AI digest: Models stumble while agents advance
Big tech models hit roadblocks whilst AI agents push into professional research and real-world applications.
The big players are struggling to keep up whilst specialised AI agents are quietly solving harder problems.
DeepMind’s Aletheia bridges competition maths to real research
Google DeepMind launched Aletheia, an AI agent designed to move beyond competition-level maths into proper research. While models hit gold medal standards at olympiads, research requires navigating vast literature and constructing long-horizon proofs. This feels like the first serious attempt to automate the boring bits of academic research whilst keeping the creative parts human.

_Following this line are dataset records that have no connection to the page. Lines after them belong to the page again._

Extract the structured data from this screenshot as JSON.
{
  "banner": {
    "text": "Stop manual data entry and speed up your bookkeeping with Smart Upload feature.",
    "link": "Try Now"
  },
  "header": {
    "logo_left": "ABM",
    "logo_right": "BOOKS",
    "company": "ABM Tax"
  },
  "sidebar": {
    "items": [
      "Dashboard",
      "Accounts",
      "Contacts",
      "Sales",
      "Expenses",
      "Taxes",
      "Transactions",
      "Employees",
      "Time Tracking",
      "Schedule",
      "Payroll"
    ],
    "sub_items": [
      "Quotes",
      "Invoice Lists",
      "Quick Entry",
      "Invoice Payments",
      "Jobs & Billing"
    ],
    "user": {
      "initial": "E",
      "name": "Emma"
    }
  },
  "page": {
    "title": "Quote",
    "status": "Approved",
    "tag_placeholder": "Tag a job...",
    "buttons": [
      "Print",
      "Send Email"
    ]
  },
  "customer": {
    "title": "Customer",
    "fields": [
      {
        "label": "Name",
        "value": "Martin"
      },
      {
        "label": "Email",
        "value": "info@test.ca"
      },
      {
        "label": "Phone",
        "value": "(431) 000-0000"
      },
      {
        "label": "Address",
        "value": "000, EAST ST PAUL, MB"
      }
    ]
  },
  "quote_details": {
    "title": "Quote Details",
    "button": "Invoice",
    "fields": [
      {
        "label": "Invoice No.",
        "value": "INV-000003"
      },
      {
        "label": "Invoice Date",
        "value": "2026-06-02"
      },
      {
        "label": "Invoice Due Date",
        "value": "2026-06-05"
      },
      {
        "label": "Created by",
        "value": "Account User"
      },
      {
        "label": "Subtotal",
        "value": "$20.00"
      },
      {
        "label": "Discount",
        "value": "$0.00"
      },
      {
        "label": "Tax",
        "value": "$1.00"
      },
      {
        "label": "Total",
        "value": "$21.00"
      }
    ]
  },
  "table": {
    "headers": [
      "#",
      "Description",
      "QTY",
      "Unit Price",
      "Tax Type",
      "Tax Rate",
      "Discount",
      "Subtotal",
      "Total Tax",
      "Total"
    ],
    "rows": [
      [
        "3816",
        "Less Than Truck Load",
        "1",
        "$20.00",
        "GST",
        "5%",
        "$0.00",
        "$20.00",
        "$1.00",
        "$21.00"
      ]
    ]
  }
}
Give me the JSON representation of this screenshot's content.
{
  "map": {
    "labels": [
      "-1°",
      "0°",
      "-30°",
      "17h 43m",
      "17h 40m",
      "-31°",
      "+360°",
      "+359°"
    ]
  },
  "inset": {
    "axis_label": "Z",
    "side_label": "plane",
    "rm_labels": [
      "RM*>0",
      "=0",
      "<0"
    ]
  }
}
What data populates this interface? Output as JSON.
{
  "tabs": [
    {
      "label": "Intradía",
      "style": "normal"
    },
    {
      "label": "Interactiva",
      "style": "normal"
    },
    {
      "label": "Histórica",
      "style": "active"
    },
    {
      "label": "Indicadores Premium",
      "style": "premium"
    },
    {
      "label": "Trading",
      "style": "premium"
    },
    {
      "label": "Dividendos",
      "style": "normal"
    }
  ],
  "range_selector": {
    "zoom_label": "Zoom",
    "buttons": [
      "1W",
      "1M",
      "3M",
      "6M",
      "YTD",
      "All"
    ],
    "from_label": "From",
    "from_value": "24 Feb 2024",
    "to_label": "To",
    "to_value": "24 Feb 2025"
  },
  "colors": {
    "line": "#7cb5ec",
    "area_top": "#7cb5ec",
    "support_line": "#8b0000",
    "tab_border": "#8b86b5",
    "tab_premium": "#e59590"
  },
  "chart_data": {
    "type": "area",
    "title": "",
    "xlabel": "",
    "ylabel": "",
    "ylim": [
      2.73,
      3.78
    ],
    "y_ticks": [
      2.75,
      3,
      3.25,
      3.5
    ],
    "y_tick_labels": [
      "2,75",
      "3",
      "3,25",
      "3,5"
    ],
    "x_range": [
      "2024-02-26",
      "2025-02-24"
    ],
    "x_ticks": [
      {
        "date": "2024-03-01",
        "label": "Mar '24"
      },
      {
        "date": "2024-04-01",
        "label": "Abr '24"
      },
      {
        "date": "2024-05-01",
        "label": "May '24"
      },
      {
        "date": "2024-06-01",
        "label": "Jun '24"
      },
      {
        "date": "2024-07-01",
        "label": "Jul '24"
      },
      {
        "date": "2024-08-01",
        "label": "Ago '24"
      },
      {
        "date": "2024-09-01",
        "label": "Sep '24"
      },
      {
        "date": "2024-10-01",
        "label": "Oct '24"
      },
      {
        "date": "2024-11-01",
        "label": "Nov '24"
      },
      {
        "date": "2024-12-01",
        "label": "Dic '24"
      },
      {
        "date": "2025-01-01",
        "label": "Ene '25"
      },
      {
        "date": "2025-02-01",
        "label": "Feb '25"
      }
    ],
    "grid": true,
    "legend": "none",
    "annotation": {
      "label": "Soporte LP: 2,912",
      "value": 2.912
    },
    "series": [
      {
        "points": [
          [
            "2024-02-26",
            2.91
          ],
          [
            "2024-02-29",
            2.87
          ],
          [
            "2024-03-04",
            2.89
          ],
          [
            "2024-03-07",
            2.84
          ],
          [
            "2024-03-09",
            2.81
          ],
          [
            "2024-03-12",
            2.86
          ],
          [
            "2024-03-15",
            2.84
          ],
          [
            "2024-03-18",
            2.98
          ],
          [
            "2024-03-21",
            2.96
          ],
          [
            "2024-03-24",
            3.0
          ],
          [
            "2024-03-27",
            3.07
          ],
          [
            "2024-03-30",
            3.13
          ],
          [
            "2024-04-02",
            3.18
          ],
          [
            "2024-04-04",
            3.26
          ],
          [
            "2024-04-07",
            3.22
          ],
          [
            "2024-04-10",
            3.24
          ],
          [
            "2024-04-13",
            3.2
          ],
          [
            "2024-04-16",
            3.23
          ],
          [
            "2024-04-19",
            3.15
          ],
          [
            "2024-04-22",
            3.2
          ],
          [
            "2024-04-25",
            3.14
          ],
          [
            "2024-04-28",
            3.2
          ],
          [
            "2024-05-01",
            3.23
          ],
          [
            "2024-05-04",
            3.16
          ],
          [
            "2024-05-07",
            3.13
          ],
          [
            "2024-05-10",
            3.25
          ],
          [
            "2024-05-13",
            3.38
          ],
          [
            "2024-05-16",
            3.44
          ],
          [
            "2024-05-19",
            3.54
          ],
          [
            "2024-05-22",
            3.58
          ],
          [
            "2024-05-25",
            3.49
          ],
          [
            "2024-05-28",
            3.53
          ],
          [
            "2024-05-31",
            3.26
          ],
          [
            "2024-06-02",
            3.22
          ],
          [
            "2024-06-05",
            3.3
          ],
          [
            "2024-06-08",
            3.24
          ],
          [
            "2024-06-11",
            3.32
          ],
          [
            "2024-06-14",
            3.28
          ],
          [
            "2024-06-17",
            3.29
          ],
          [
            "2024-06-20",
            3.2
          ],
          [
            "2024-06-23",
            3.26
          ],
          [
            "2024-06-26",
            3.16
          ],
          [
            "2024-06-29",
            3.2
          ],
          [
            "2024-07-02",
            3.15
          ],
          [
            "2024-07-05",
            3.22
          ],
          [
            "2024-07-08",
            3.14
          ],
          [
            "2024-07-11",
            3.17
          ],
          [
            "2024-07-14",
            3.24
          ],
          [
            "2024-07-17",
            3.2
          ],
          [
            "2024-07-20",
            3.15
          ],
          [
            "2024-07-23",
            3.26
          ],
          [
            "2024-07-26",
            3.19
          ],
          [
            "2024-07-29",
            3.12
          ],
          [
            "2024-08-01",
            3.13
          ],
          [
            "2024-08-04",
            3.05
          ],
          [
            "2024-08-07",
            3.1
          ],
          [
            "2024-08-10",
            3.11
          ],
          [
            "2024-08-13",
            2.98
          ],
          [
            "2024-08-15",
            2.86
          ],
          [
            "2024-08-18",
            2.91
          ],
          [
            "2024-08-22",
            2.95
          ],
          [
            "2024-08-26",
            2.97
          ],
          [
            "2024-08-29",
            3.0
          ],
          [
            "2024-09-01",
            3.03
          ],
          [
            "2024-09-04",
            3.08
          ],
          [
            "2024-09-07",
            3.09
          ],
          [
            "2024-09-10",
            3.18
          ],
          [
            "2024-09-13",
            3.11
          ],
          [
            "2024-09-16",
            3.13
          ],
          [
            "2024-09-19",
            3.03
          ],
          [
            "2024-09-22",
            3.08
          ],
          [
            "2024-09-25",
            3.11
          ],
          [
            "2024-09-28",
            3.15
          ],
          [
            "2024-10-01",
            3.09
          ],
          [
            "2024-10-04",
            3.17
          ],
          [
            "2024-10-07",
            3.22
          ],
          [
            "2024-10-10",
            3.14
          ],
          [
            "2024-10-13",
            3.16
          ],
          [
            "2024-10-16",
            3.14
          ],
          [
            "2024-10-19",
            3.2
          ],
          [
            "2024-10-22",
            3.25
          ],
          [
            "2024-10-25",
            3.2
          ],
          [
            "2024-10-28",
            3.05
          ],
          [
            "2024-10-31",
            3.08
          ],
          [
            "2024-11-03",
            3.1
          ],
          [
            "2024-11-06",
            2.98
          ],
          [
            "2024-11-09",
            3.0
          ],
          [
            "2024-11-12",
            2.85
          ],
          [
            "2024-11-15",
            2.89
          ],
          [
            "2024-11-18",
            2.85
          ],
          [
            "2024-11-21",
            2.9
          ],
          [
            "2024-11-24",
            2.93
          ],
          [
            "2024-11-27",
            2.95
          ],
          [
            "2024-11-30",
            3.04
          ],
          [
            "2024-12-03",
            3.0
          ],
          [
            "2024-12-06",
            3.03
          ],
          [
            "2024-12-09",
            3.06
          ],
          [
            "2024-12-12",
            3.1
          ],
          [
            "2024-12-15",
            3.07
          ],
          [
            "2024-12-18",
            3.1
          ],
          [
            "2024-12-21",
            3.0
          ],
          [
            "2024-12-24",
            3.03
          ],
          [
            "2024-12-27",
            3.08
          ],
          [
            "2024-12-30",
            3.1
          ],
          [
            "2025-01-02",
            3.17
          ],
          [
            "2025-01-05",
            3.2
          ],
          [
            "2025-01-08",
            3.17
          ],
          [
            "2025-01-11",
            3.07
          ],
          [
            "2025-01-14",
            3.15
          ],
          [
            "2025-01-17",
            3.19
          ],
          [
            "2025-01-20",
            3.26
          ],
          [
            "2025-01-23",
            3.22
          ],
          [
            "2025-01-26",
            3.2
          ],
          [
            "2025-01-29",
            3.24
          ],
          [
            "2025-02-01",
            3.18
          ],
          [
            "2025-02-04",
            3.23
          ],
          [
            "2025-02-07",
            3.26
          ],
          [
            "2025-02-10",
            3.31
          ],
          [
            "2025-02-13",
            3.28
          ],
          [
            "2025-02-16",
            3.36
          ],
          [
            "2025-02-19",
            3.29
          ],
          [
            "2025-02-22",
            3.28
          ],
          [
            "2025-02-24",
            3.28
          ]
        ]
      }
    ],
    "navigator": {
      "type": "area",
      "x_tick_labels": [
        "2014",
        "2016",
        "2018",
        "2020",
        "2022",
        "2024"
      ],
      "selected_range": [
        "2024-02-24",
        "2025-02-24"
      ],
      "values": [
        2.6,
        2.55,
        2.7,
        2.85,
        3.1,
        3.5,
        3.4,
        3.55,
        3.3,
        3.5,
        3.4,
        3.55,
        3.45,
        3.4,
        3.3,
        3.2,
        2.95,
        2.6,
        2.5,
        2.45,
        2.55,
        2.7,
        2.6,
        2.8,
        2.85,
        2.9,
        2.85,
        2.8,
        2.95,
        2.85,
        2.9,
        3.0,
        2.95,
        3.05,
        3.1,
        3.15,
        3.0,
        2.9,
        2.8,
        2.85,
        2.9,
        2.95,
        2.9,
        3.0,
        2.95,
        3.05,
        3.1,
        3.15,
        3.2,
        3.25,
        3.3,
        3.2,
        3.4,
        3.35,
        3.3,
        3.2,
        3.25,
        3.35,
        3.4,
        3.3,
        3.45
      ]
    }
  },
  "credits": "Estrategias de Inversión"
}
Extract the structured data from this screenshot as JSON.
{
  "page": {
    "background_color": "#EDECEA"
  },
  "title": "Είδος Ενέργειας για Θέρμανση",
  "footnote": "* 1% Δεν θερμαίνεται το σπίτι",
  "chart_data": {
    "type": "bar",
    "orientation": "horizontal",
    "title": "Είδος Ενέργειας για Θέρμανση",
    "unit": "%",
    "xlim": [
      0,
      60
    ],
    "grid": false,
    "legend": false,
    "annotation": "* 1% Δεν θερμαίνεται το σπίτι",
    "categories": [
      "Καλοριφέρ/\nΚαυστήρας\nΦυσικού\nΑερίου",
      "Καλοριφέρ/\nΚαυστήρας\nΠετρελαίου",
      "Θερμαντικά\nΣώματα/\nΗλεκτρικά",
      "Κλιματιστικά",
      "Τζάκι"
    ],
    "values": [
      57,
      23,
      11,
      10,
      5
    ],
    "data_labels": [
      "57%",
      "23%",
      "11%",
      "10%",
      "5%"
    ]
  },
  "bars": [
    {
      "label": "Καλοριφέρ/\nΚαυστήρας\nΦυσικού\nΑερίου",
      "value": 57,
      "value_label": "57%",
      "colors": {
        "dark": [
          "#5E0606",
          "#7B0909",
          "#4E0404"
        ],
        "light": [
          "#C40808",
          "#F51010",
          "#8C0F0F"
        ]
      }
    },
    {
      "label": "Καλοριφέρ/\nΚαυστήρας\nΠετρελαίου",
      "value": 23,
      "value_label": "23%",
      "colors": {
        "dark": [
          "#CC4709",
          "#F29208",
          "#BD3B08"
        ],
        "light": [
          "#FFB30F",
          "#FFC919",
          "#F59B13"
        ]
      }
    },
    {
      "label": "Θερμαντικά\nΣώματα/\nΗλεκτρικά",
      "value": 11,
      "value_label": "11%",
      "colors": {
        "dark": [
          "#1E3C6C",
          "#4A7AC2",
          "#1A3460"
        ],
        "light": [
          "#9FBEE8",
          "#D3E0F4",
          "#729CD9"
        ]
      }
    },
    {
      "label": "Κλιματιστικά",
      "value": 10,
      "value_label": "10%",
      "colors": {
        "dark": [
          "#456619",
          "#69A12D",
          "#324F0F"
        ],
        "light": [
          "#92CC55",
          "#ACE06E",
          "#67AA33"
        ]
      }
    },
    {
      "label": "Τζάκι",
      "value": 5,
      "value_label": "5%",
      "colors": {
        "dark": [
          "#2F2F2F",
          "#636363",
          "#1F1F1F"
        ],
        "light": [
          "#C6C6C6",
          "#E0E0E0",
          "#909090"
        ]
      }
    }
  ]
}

Musk admits xAI “wasn’t built right” and starts over
Elon Musk’s xAI is undergoing a complete restructuring after he admitted the company “was not built right first time around”. The AI lab is revamping its coding tool efforts and brought in two executives from Cursor. Given Grok’s track record, this might be the most honest thing Musk has said about an AI project.
Meta delays Avocado model after falling behind rivals
Meta is postponing its next AI model “Avocado” because internal tests show it can’t compete with Google and OpenAI’s latest offerings. This suggests the AI race isn’t just about who ships first anymore. Quality gaps are becoming harder to ignore, even for a company with Meta’s resources.
AI chatbot safety concerns escalate to mass casualty cases
A lawyer handling AI psychosis cases is warning that chatbots linked to suicides are now appearing in mass casualty incidents too. The technology is moving faster than safety measures can keep up. This isn’t just about edge cases anymore when the legal system is getting involved at scale.